Installation Hive lineage

This paper mainly introduces the 'Hive' engine blood collection scheme in 'Linkis'.

1. Introduction

Hive provides a built-in lineage hook called LineageLogger, which is used to capture and record lineage information generated during query execution. By using the LineageLogger hook, you can capture and log the input and output tables, as well as column-level lineage relationships for queries.

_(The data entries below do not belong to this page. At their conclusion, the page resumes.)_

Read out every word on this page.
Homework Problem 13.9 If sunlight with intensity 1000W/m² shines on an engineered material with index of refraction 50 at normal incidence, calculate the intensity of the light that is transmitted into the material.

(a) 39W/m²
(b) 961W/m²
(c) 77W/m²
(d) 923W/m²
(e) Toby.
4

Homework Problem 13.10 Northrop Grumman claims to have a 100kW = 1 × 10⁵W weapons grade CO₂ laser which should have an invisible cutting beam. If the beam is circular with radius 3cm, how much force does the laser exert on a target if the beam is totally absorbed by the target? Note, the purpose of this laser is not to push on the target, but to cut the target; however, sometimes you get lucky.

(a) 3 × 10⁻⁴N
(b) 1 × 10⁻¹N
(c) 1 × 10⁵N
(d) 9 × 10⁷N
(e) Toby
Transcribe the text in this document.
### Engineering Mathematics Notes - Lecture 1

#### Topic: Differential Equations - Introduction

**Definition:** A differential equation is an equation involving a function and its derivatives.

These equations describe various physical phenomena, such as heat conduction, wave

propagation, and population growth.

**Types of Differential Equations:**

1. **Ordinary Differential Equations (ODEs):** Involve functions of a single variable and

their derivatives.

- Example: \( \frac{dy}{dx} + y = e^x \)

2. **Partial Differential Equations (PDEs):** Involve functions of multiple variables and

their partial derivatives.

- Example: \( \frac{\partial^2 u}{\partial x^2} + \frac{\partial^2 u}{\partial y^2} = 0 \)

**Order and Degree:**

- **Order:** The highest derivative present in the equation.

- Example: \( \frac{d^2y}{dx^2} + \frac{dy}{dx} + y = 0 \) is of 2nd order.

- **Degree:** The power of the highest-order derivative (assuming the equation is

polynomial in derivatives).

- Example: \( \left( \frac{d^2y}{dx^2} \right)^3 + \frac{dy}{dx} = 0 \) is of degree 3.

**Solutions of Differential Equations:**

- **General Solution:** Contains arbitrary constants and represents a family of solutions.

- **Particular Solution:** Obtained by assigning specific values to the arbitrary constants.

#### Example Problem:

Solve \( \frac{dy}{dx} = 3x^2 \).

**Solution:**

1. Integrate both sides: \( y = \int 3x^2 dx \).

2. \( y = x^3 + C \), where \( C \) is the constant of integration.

2. The Hive lineage collected into the log

2.1 Modify hive-site.xml

vim $HIVE_HOME/conf/hive-site.xml

Add the following configuration
<property>
<name>hive.exec.post.hooks</name>
<value>org.apache.hadoop.hive.ql.hooks.LineageLogger</value>
</property>

2.2 Modify hive-log4j2.properties

vim $HIVE_HOME/conf/hive-log4j2.properties

Add the following configuration
log4j.logger.org.apache.hadoop.hive.ql.hooks.LineageLogger=INFO

2.3 Submit task

sh ./bin/linkis-cli -engineType hive-3.1.3 \
-codeType hql -code \
"CREATE TABLE input_table (
column1 INT,
column2 STRING
);
CREATE TABLE output_table (
column3 INT,
column4 STRING
);
INSERT INTO TABLE output_table
SELECT column1, column2
FROM input_table;" \
-submitUser hadoop -proxyUser hadoop

2.4 View logs

cat /appcom/tmp/hadoop/20230922/hive/946375fe-f189-487c-b3a7-f9fa821edace/logs/stdout 

The output is as follows: hive-lineage-log

Details are as follows:

{
"version":"1.0",
"user":"hadoop",
"timestamp":1695354104,
"duration":15318,
"jobIds":[
"job_1691375506204_0488"
],
"engine":"mr",
"database":"default",
"hash":"dbb11fce57f10dccb6ef724f66af611c",
"queryText":"INSERT INTO TABLE output_table\nSELECT column1, column2\nFROM input_table",
"edges":[
{
"sources":[
2
],
"targets":[
0
],
"edgeType":"PROJECTION"
},
{
"sources":[
3
],
"targets":[
1
],
"edgeType":"PROJECTION"
},
{
"sources":[
2
],
"targets":[
0
],
"expression":"compute_stats(default.input_table.column1, 'hll')",
"edgeType":"PROJECTION"
},
{
"sources":[
3
],
"targets":[
1
],
"expression":"compute_stats(default.input_table.column2, 'hll')",
"edgeType":"PROJECTION"
}
],
"vertices":[
{
"id":0,
"vertexType":"COLUMN",
"vertexId":"default.output_table.column3"
},
{
"id":1,
"vertexType":"COLUMN",
"vertexId":"default.output_table.column4"
},
{
"id":2,
"vertexType":"COLUMN",
"vertexId":"default.input_table.column1"
},
{
"id":3,
"vertexType":"COLUMN",
"vertexId":"default.input_table.column2"
}
]
}